More than 88 percent of consumers conduct online research before making a purchase. And while small businesses are increasingly embracing digital marketing to reach their customers, it’s not enough to simply have a website.

Your website needs to give customers what they’re looking for, and also help your business achieve its goals. Here are the most common mistakes small business owners make with their websites:

1. Your hours, address and phone number are hidden

To design an easy-to-use website, you must first determine what your visitors want to learn or do. Your audience’s goals will vary depending on countless factors, including the type of products or services you offer, the competitiveness of your industry and your pricing.

But there is some information that virtually all website visitors want to find immediately: your hours of operation, address and phone number. This is especially true for restaurants, retail, service providers and any other businesses that customers visit in person or make appointments with.

No phone number in sight

While visually appealing, this salon fails to display its hours, address and phone number in a place where website visitors can immediately find it.

Ensure your hours, phone number and address are prominently displayed on every page of your website, preferably in the header.

2. Your content is minuscule on mobile

Always consider how your website looks and functions on small screens. Research shows that millions of consumers use their smartphones to research products and services every day. More searches take place on mobile devices than on desktop computers. To capture and serve those searchers, your website should be responsive: Your content should automatically scale to the size of the screen it appears on.

Too tiny to tap

This hardware store offers plenty of useful information on their homepage and locations page. But on a mobile device, it’s difficult to consume: When viewed on a phone, the text is too small to read and the links are too tiny to tap. This provides a frustrating experience for audiences looking for the nearest hardware store.

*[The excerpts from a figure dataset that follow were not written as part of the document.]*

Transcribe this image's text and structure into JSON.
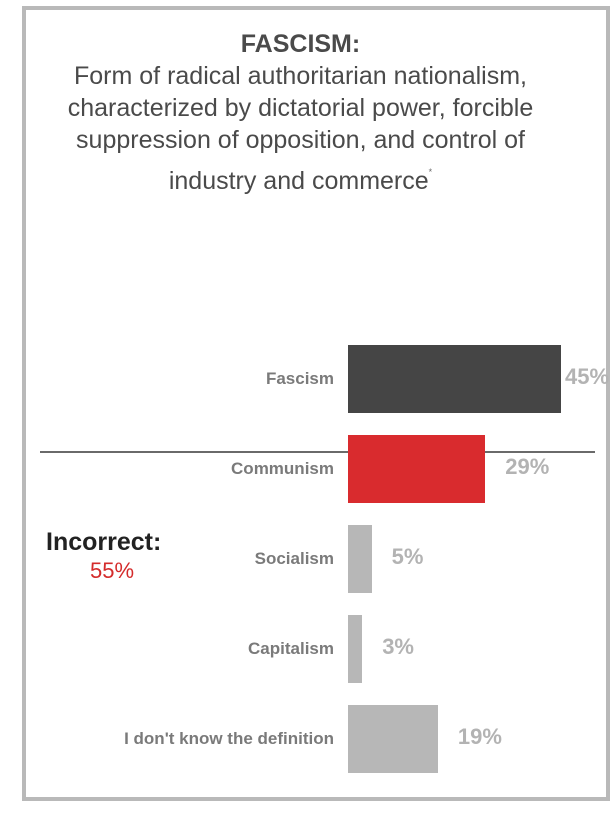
{
  "definition": {
    "term": "FASCISM:",
    "meaning": "Form of radical authoritarian nationalism, characterized by dictatorial power, forcible suppression of opposition, and control of industry and commerce",
    "footnote_mark": "*"
  },
  "incorrect": {
    "label": "Incorrect:",
    "value": "55%",
    "color": "#d42b2b"
  },
  "chart_data": {
    "type": "bar",
    "orientation": "horizontal",
    "categories": [
      "Fascism",
      "Communism",
      "Socialism",
      "Capitalism",
      "I don't know the definition"
    ],
    "values": [
      45,
      29,
      5,
      3,
      19
    ],
    "value_labels": [
      "45%",
      "29%",
      "5%",
      "3%",
      "19%"
    ],
    "colors": [
      "#454545",
      "#d92b2e",
      "#b7b7b7",
      "#b7b7b7",
      "#b7b7b7"
    ],
    "title": "",
    "xlabel": "",
    "ylabel": "",
    "xlim": [
      0,
      45
    ]
  }
}
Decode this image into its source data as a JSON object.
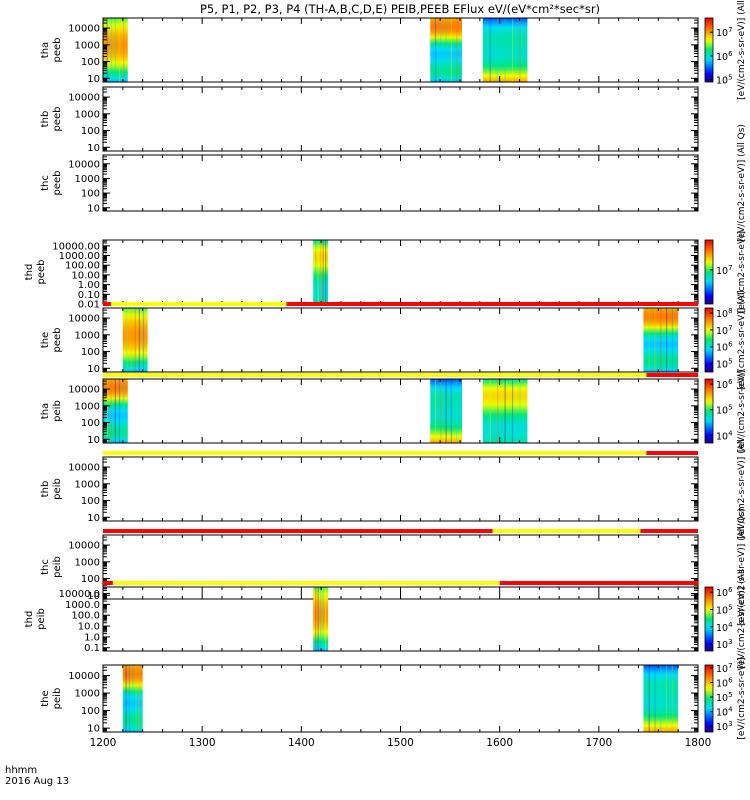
{
  "title": "P5, P1, P2, P3, P4 (TH-A,B,C,D,E) PEIB,PEEB EFlux eV/(eV*cm²*sec*sr)",
  "x_axis": {
    "ticks": [
      "1200",
      "1300",
      "1400",
      "1500",
      "1600",
      "1700",
      "1800"
    ],
    "label_line1": "hhmm",
    "label_line2": "2016 Aug 13"
  },
  "chart_data": [
    {
      "type": "heatmap",
      "ylabel": [
        "tha",
        "peeb"
      ],
      "yticks": [
        "10",
        "100",
        "1000",
        "10000"
      ],
      "ylim": [
        6,
        40000
      ],
      "ylog": true,
      "blocks": [
        [
          1200,
          1225
        ],
        [
          1530,
          1562
        ],
        [
          1583,
          1628
        ]
      ],
      "colorbar": {
        "label": "[eV/(cm2-s-sr-eV)] (All",
        "ticks": [
          {
            "b": "10",
            "e": "7",
            "v": 7
          },
          {
            "b": "10",
            "e": "6",
            "v": 6
          },
          {
            "b": "10",
            "e": "5",
            "v": 5
          }
        ],
        "range": [
          4.9,
          7.6
        ]
      }
    },
    {
      "type": "heatmap",
      "ylabel": [
        "thb",
        "peeb"
      ],
      "yticks": [
        "10",
        "100",
        "1000",
        "10000"
      ],
      "ylim": [
        6,
        40000
      ],
      "ylog": true,
      "blocks": []
    },
    {
      "type": "heatmap",
      "ylabel": [
        "thc",
        "peeb"
      ],
      "yticks": [
        "10",
        "100",
        "1000",
        "10000"
      ],
      "ylim": [
        6,
        40000
      ],
      "ylog": true,
      "blocks": [],
      "colorbar": {
        "label": "[eV/(cm2-s-sr-eV)] (All Qs)",
        "ticks": [],
        "range": [
          0,
          1
        ]
      }
    },
    {
      "type": "heatmap",
      "ylabel": [
        "thd",
        "peeb"
      ],
      "yticks": [
        "0.01",
        "0.10",
        "1.00",
        "10.00",
        "100.00",
        "1000.00",
        "10000.00"
      ],
      "ylim": [
        0.01,
        40000
      ],
      "ylog": true,
      "blocks": [
        [
          1412,
          1427
        ]
      ],
      "colorbar": {
        "label": "[eV/(cm2-s-sr-eV)]",
        "ticks": [
          {
            "b": "10",
            "e": "7",
            "v": 7
          }
        ],
        "range": [
          6.2,
          7.7
        ]
      }
    },
    {
      "type": "heatmap",
      "ylabel": [
        "the",
        "peeb"
      ],
      "yticks": [
        "10",
        "100",
        "1000",
        "10000"
      ],
      "ylim": [
        6,
        40000
      ],
      "ylog": true,
      "blocks": [
        [
          1220,
          1245
        ],
        [
          1745,
          1780
        ]
      ],
      "colorbar": {
        "label": "[eV/(cm2-s-sr-eV)] (All",
        "ticks": [
          {
            "b": "10",
            "e": "8",
            "v": 8
          },
          {
            "b": "10",
            "e": "7",
            "v": 7
          },
          {
            "b": "10",
            "e": "6",
            "v": 6
          },
          {
            "b": "10",
            "e": "5",
            "v": 5
          }
        ],
        "range": [
          4.5,
          8.3
        ]
      }
    },
    {
      "type": "heatmap",
      "ylabel": [
        "tha",
        "peib"
      ],
      "yticks": [
        "10",
        "100",
        "1000",
        "10000"
      ],
      "ylim": [
        6,
        40000
      ],
      "ylog": true,
      "blocks": [
        [
          1200,
          1225
        ],
        [
          1530,
          1562
        ],
        [
          1583,
          1628
        ]
      ],
      "colorbar": {
        "label": "[eV/(cm2-s-sr-eV)]",
        "ticks": [
          {
            "b": "10",
            "e": "6",
            "v": 6
          },
          {
            "b": "10",
            "e": "5",
            "v": 5
          },
          {
            "b": "10",
            "e": "4",
            "v": 4
          }
        ],
        "range": [
          3.7,
          6.2
        ]
      }
    },
    {
      "type": "heatmap",
      "ylabel": [
        "thb",
        "peib"
      ],
      "yticks": [
        "10",
        "100",
        "1000",
        "10000"
      ],
      "ylim": [
        6,
        40000
      ],
      "ylog": true,
      "blocks": [],
      "colorbar": {
        "label": "[eV/(cm2-s-sr-eV)] (All",
        "ticks": [],
        "range": [
          0,
          1
        ]
      }
    },
    {
      "type": "heatmap",
      "ylabel": [
        "thc",
        "peib"
      ],
      "yticks": [
        "10",
        "100",
        "1000",
        "10000"
      ],
      "ylim": [
        6,
        40000
      ],
      "ylog": true,
      "blocks": [],
      "colorbar": {
        "label": "[eV/(cm2-s-sr-eV)] (All Qs)",
        "ticks": [],
        "range": [
          0,
          1
        ]
      }
    },
    {
      "type": "heatmap",
      "ylabel": [
        "thd",
        "peib"
      ],
      "yticks": [
        "0.1",
        "1.0",
        "10.0",
        "100.0",
        "1000.0",
        "10000.0"
      ],
      "ylim": [
        0.05,
        40000
      ],
      "ylog": true,
      "blocks": [
        [
          1412,
          1427
        ]
      ],
      "colorbar": {
        "label": "[eV/(cm2-s-sr-eV)] (All",
        "ticks": [
          {
            "b": "10",
            "e": "6",
            "v": 6
          },
          {
            "b": "10",
            "e": "5",
            "v": 5
          },
          {
            "b": "10",
            "e": "4",
            "v": 4
          },
          {
            "b": "10",
            "e": "3",
            "v": 3
          }
        ],
        "range": [
          2.6,
          6.3
        ]
      }
    },
    {
      "type": "heatmap",
      "ylabel": [
        "the",
        "peib"
      ],
      "yticks": [
        "10",
        "100",
        "1000",
        "10000"
      ],
      "ylim": [
        6,
        40000
      ],
      "ylog": true,
      "blocks": [
        [
          1220,
          1240
        ],
        [
          1745,
          1780
        ]
      ],
      "colorbar": {
        "label": "[eV/(cm2-s-sr-eV)]",
        "ticks": [
          {
            "b": "10",
            "e": "7",
            "v": 7
          },
          {
            "b": "10",
            "e": "6",
            "v": 6
          },
          {
            "b": "10",
            "e": "5",
            "v": 5
          },
          {
            "b": "10",
            "e": "4",
            "v": 4
          },
          {
            "b": "10",
            "e": "3",
            "v": 3
          }
        ],
        "range": [
          2.6,
          7.2
        ]
      }
    }
  ],
  "mode_bars": [
    {
      "after_panel": 4,
      "segments": [
        {
          "from": 1200,
          "to": 1208,
          "color": "#ff0000"
        },
        {
          "from": 1208,
          "to": 1385,
          "color": "#ffff00"
        },
        {
          "from": 1385,
          "to": 1800,
          "color": "#ff0000"
        }
      ]
    },
    {
      "after_panel": 5,
      "segments": [
        {
          "from": 1200,
          "to": 1748,
          "color": "#ffff00"
        },
        {
          "from": 1748,
          "to": 1800,
          "color": "#ff0000"
        }
      ]
    },
    {
      "after_panel": 6,
      "segments": [
        {
          "from": 1200,
          "to": 1748,
          "color": "#ffff00"
        },
        {
          "from": 1748,
          "to": 1800,
          "color": "#ff0000"
        }
      ]
    },
    {
      "after_panel": 7,
      "segments": [
        {
          "from": 1200,
          "to": 1593,
          "color": "#ff0000"
        },
        {
          "from": 1593,
          "to": 1742,
          "color": "#ffff00"
        },
        {
          "from": 1742,
          "to": 1800,
          "color": "#ff0000"
        }
      ]
    },
    {
      "after_panel": 8,
      "segments": [
        {
          "from": 1200,
          "to": 1210,
          "color": "#ff0000"
        },
        {
          "from": 1210,
          "to": 1600,
          "color": "#ffff00"
        },
        {
          "from": 1600,
          "to": 1800,
          "color": "#ff0000"
        }
      ]
    }
  ]
}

To test whether your website works for mobile, access it on a phone and check whether it meets these requirements:

  • Is the text big enough to read at arm’s length?
  • Can you see the navigation without zooming in or out?
  • Can you tap all the buttons and links without zooming in?
  • Do the images appear correctly?
  • Is the most important content appearing first on the page?

If you answered “no” to any of these questions, your website is likely difficult to navigate on a mobile device.

If your website looks like a jumbled mess on a phone, you’re missing out on a massive audience. Consumers expect every website to look perfect on their phone. If a business doesn’t deliver, that customer will spend their money elsewhere.

3. Your information is outdated

Think of your website like your digital storefront: It’s the first impression customers make with you, and you want it to appear kept-up and cared for. Depending on the type of information on your website, you should be making updates at least monthly. You should continually refresh event information, product availability and pricing, seasonal promotions, hours of operation and images.

If visitors stumble onto a page listing events that passed weeks ago or “summer sale” promotions in October, they may assume that all the information on your website is outdated.

Events from the past

Consider this example from a restaurant that still includes an event from 2014 on their website, years after it’s passed.


4. You don’t answer visitors’ questions

Are there questions that customers call to ask you on a regular basis? The answers should be easy to find on your website.

Here are some common questions that customers may have about your business:

  • Are you open on holidays?
  • Do you offer delivery or in-home consultations?
  • Do customers need to make an appointment?
  • What should customers do to prepare for their visit?
  • What’s your return policy?
  • Do you have any discounts or specials today or this week?
  • Do you offer discounts or specials for children, seniors, etc.?
  • Are beginners/first-timers welcome?
  • Do you cater to groups?

Study your customers to determine which questions they ask most frequently. Then create content that addresses their confusions and concerns.

5. There’s too much text

Your audience will not read your website in its entirety. Instead, they will scan for the information they need. If you greet your visitors with huge blocks of text that look more like a novel than a webpage, many will give up and leave.

People spend hours every week reading websites, but too many businesses dump hundreds of words onto their websites and dare their visitors to sift through it to find what they need.

Word overload

This local business provides scuba diving lessons for first-time divers. But for anyone new to diving, the website is an intimidating glob of text.


Make it easy for your customers to scan your content:

  • Use images to tell a story.
  • Break up text into bullet points, and use subheadings whenever possible.
  • Write your website in a human voice. Avoid using fancy words or industry jargon.
  • Use Hemingway App to test your text. This free tool alerts you to run-on sentences and points out areas where your writing is too long or full of jargon.

If your website passes these points, but fails to serve your customers or generate business, it’s time to hire a pro.